MAOTE: So… essentially, you’re going to take everything Bendis did on AVENGERS and write it all off as having occurred in… what… the authorized AVENGERS comic book that exists in the Marvel Universe?
ME: Sure.
MAOTE: Well… it’s… hmmm. You realize that every Brian Michael Bendis fan in the known universe is going to declare jihad on your ass, right?
ME: Yeah, well, Marvel’s not going to hire me to write AVENGERS any time soon, and if they did, I doubt they’d let me do that on the book. But you asked me what I’d write if I could, and that’s it.

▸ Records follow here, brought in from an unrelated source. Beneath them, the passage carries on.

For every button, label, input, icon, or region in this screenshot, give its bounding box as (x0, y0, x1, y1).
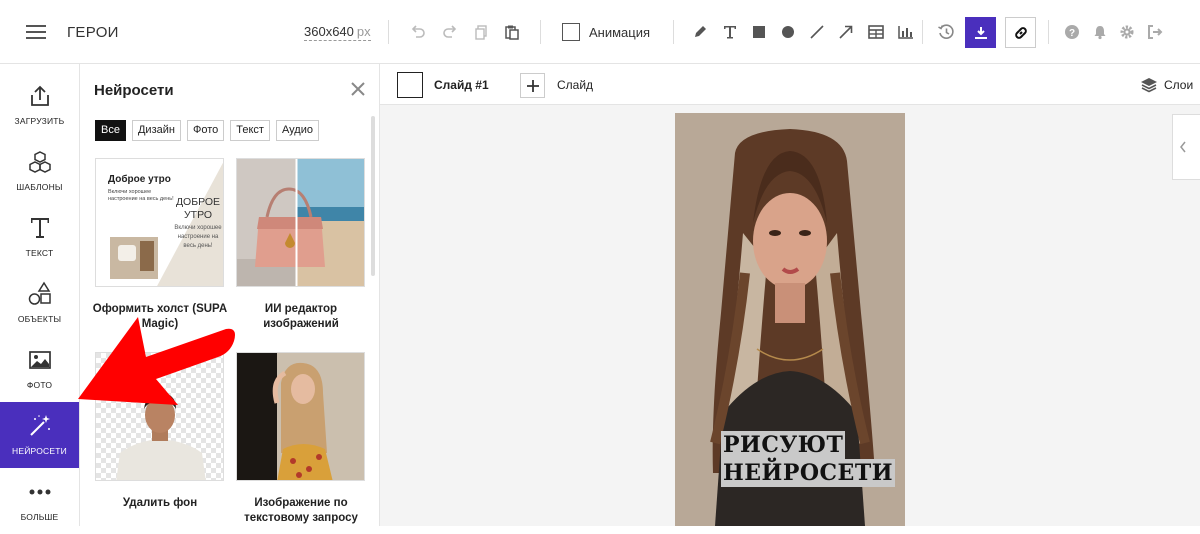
card-title: Удалить фон (122, 497, 198, 509)
tool-card-supa-magic[interactable]: Доброе утро Включи хорошее настроение на… (95, 158, 224, 287)
table-tool-icon[interactable] (866, 0, 886, 64)
line-tool-icon[interactable] (807, 0, 827, 64)
chart-tool-icon[interactable] (896, 0, 916, 64)
svg-text:?: ? (1069, 28, 1075, 39)
more-dots-icon (27, 478, 53, 506)
upload-icon (27, 82, 53, 110)
text-tool-icon[interactable] (720, 0, 740, 64)
chevron-left-icon (1180, 141, 1186, 153)
sidebar-item-objects[interactable]: ОБЪЕКТЫ (0, 270, 79, 336)
add-slide-label[interactable]: Слайд (557, 78, 593, 92)
layers-label: Слои (1164, 78, 1194, 92)
sidebar-item-label: БОЛЬШЕ (20, 512, 59, 522)
plus-icon (526, 79, 539, 92)
sidebar-item-label: ТЕКСТ (25, 248, 54, 258)
text-icon (27, 214, 53, 242)
slide-bar: Слайд #1 Слайд Слои (380, 64, 1200, 105)
canvas-size-value: 360x640 (304, 24, 354, 39)
filter-chip-audio[interactable]: Аудио (275, 120, 319, 141)
sidebar-item-label: НЕЙРОСЕТИ (12, 446, 67, 456)
add-slide-button[interactable] (520, 73, 545, 98)
sidebar-item-photo[interactable]: ФОТО (0, 336, 79, 402)
redo-icon[interactable] (440, 0, 460, 64)
sidebar-item-neural[interactable]: НЕЙРОСЕТИ (0, 402, 79, 468)
card-title: Изображение по текстовому запросу (244, 497, 358, 524)
share-link-button[interactable] (1005, 17, 1036, 48)
card-title: Оформить холст (SUPA Magic) (92, 303, 228, 330)
preview-heading-2: ДОБРОЕ УТРО (175, 196, 221, 221)
filter-chip-text[interactable]: Текст (230, 120, 270, 141)
magic-wand-icon (27, 412, 53, 440)
panel-scrollbar[interactable] (371, 116, 375, 276)
animation-label: Анимация (589, 25, 651, 40)
sidebar-item-templates[interactable]: ШАБЛОНЫ (0, 138, 79, 204)
tool-card-remove-bg[interactable] (95, 352, 224, 481)
paste-icon[interactable] (502, 0, 522, 64)
undo-icon[interactable] (408, 0, 428, 64)
neural-panel: Нейросети Все Дизайн Фото Текст Аудио До… (80, 64, 380, 526)
right-panel-toggle[interactable] (1172, 114, 1200, 180)
rectangle-tool-icon[interactable] (749, 0, 769, 64)
top-toolbar: ГЕРОИ 360x640 px Анимация ? (0, 0, 1200, 64)
filter-chip-design[interactable]: Дизайн (131, 120, 181, 141)
cubes-icon (27, 148, 53, 176)
arrow-tool-icon[interactable] (836, 0, 856, 64)
download-icon (974, 26, 987, 39)
sidebar: ЗАГРУЗИТЬ ШАБЛОНЫ ТЕКСТ ОБЪЕКТЫ ФОТО НЕЙ… (0, 64, 80, 526)
editor-stage: Слайд #1 Слайд Слои РИСУЮТ НЕЙРОСЕТИ (380, 64, 1200, 526)
sidebar-item-label: ФОТО (26, 380, 53, 390)
sidebar-item-label: ШАБЛОНЫ (16, 182, 63, 192)
preview-subtext-2: Включи хорошее настроение на весь день! (174, 225, 222, 249)
layers-button[interactable]: Слои (1140, 76, 1193, 94)
text-to-image-preview (237, 353, 364, 480)
gear-icon[interactable] (1117, 0, 1137, 64)
canvas-size-unit: px (356, 24, 371, 39)
link-icon (1014, 26, 1027, 39)
panel-title: Нейросети (94, 82, 174, 99)
caption-line-2[interactable]: НЕЙРОСЕТИ (721, 459, 895, 487)
slide-thumbnail[interactable] (397, 72, 423, 98)
preview-subtext: Включи хорошее настроение на весь день! (108, 189, 174, 202)
caption-line-1[interactable]: РИСУЮТ (721, 431, 846, 459)
logout-icon[interactable] (1145, 0, 1165, 64)
canvas-size-selector[interactable]: 360x640 px (304, 24, 371, 41)
project-title[interactable]: ГЕРОИ (67, 24, 119, 41)
preview-heading: Доброе утро (108, 174, 171, 185)
sidebar-item-text[interactable]: ТЕКСТ (0, 204, 79, 270)
history-icon[interactable] (935, 0, 957, 64)
layers-icon (1141, 78, 1157, 93)
slide-label[interactable]: Слайд #1 (434, 78, 489, 92)
sidebar-item-label: ЗАГРУЗИТЬ (14, 116, 65, 126)
tool-card-ai-editor[interactable] (236, 158, 365, 287)
animation-checkbox[interactable] (562, 23, 580, 41)
circle-tool-icon[interactable] (778, 0, 798, 64)
close-icon[interactable] (350, 81, 366, 97)
download-button[interactable] (965, 17, 996, 48)
ai-editor-preview (237, 159, 364, 286)
filter-chip-photo[interactable]: Фото (186, 120, 225, 141)
sidebar-item-more[interactable]: БОЛЬШЕ (0, 468, 79, 534)
tool-card-text-to-image[interactable] (236, 352, 365, 481)
shapes-icon (27, 280, 53, 308)
card-title: ИИ редактор изображений (263, 303, 339, 330)
image-icon (27, 346, 53, 374)
sidebar-item-label: ОБЪЕКТЫ (17, 314, 62, 324)
menu-icon[interactable] (24, 0, 48, 64)
copy-icon[interactable] (471, 0, 491, 64)
bell-icon[interactable] (1090, 0, 1110, 64)
help-icon[interactable]: ? (1062, 0, 1082, 64)
slide-canvas[interactable]: РИСУЮТ НЕЙРОСЕТИ (675, 113, 905, 526)
filter-chips: Все Дизайн Фото Текст Аудио (95, 120, 319, 141)
remove-bg-preview (96, 353, 223, 480)
filter-chip-all[interactable]: Все (95, 120, 126, 141)
pencil-icon[interactable] (690, 0, 710, 64)
sidebar-item-upload[interactable]: ЗАГРУЗИТЬ (0, 72, 79, 138)
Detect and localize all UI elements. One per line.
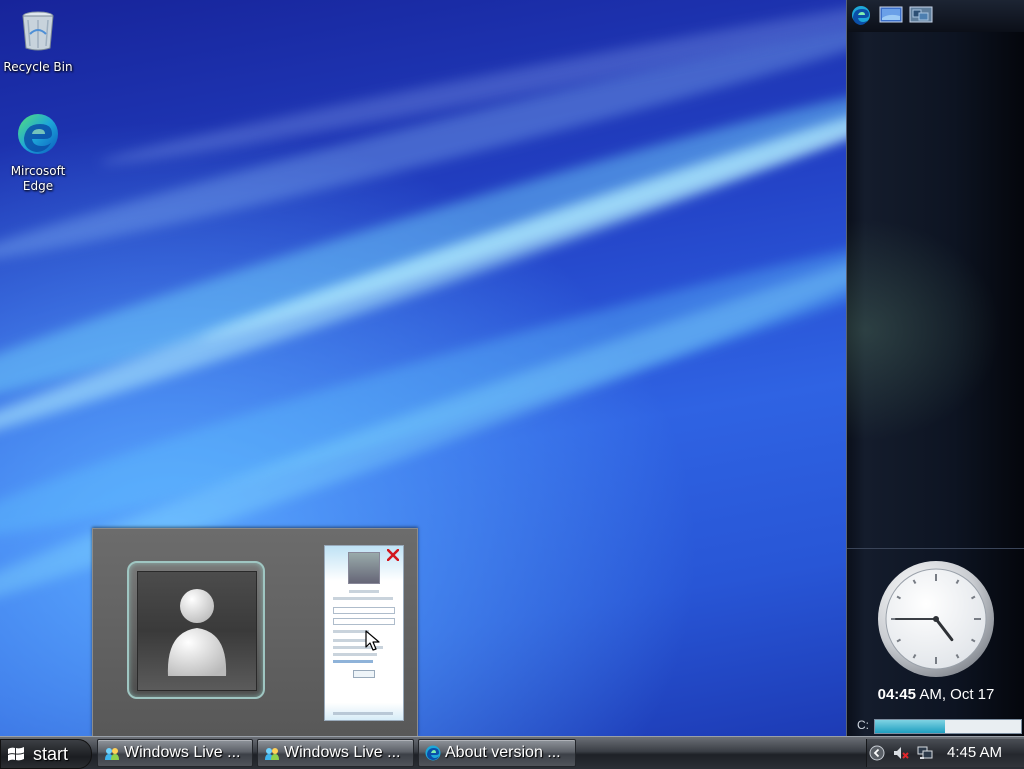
start-label: start — [33, 744, 69, 764]
close-icon[interactable] — [387, 549, 399, 561]
mouse-cursor-icon — [365, 630, 380, 651]
preview-avatar-frame — [127, 561, 265, 699]
desktop-icon-edge[interactable]: Mircosoft Edge — [0, 112, 76, 194]
desktop-icon-recycle-bin[interactable]: Recycle Bin — [0, 8, 76, 75]
preview-mini-avatar — [348, 552, 380, 584]
edge-icon — [18, 114, 58, 154]
preview-line — [333, 660, 373, 663]
taskbar-button-windows-live-2[interactable]: Windows Live ... — [257, 739, 414, 767]
taskbar: start Windows Live ... Windows Live ... … — [0, 736, 1024, 769]
system-tray: 4:45 AM — [866, 739, 1024, 767]
edge-icon — [425, 745, 441, 761]
tray-clock[interactable]: 4:45 AM — [947, 744, 1002, 761]
clock-date: AM, Oct 17 — [916, 686, 995, 703]
preview-field — [333, 607, 395, 614]
desktop-icon-label: Mircosoft Edge — [10, 164, 66, 193]
preview-line — [333, 712, 393, 715]
preview-line — [349, 590, 379, 593]
volume-muted-icon[interactable] — [893, 745, 909, 761]
monitor-icon — [909, 6, 933, 23]
sidebar-edge-button[interactable] — [849, 5, 873, 25]
taskbar-button-label: About version ... — [445, 744, 561, 761]
edge-icon — [852, 6, 870, 25]
taskbar-button-about-version[interactable]: About version ... — [418, 739, 576, 767]
sidebar-divider — [847, 548, 1024, 549]
drive-usage-fill — [875, 720, 946, 733]
preview-signin-button — [353, 670, 375, 678]
windows-live-icon — [105, 748, 119, 760]
taskbar-button-label: Windows Live ... — [284, 744, 401, 761]
preview-line — [333, 630, 369, 633]
preview-line — [333, 597, 393, 600]
taskbar-button-windows-live-1[interactable]: Windows Live ... — [97, 739, 253, 767]
sidebar-monitor-button[interactable] — [909, 5, 933, 25]
show-hidden-icons-icon[interactable] — [869, 745, 885, 761]
preview-avatar-tile — [137, 571, 257, 691]
start-button[interactable]: start — [0, 739, 92, 769]
recycle-bin-icon — [22, 11, 54, 51]
desktop-icon — [879, 6, 903, 23]
sidebar-toolbar — [847, 0, 1024, 32]
windows-flag-icon — [8, 747, 24, 761]
messenger-buddy-icon — [167, 589, 227, 676]
desktop-icon-label: Recycle Bin — [3, 60, 73, 74]
preview-signin-window — [324, 545, 404, 721]
drive-usage-bar — [874, 719, 1022, 734]
preview-line — [333, 653, 377, 656]
preview-field — [333, 618, 395, 625]
clock-readout: 04:45 AM, Oct 17 — [847, 686, 1024, 703]
sidebar-desktop-button[interactable] — [879, 5, 903, 25]
sidebar: 04:45 AM, Oct 17 C: — [846, 0, 1024, 736]
windows-live-icon — [265, 748, 279, 760]
network-icon[interactable] — [917, 745, 933, 761]
taskbar-button-label: Windows Live ... — [124, 744, 241, 761]
sidebar-glow — [847, 200, 1024, 460]
drive-label: C: — [857, 718, 869, 732]
clock-time: 04:45 — [877, 686, 916, 703]
analog-clock — [878, 561, 994, 677]
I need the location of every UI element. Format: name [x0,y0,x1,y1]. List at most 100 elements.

MAOTE: You don’t think there’s any way to work within what Bendis has established? To, you know, de-emphasize what you feel isn’t exactly AVENGER-ly about what Bendis has done, and get the book back on track, without simply eliminating… what… two years of continuity… wholesale?
ME: Dude. Wolverine is in the Avengers.
MAOTE: It’s… I… well, you could throw him out…
ME: But then he would always have been in the Avengers, and next time, like, Kurt Busiek or Mark Waid or someone does this story where he brings in every Avenger who has ever lived…
MAOTE: Yeah… okay…
ME: I mean, we have to put up with D-Man. For God’s sake. D-Man is always going to be an Avenger. And U.S. Agent. And Sersi. And Dr. Druid. And friggin’ She-Hulk. Now you want me to clutter up the roster forever with goddam WOLVERINE? Oh, please.
MAOTE: Well… fine, I see your point. Still, you would get a great many death threats.
ME: Yeah. I’d like to bring back the letters page just so I could print and respond to all of them, too.
MAOTE: What would you say?
ME: I don’t know. “Say, Bendis fan, why don’t you see how rich and creamy a lather you can work up on my ass with your lips?” Something like that.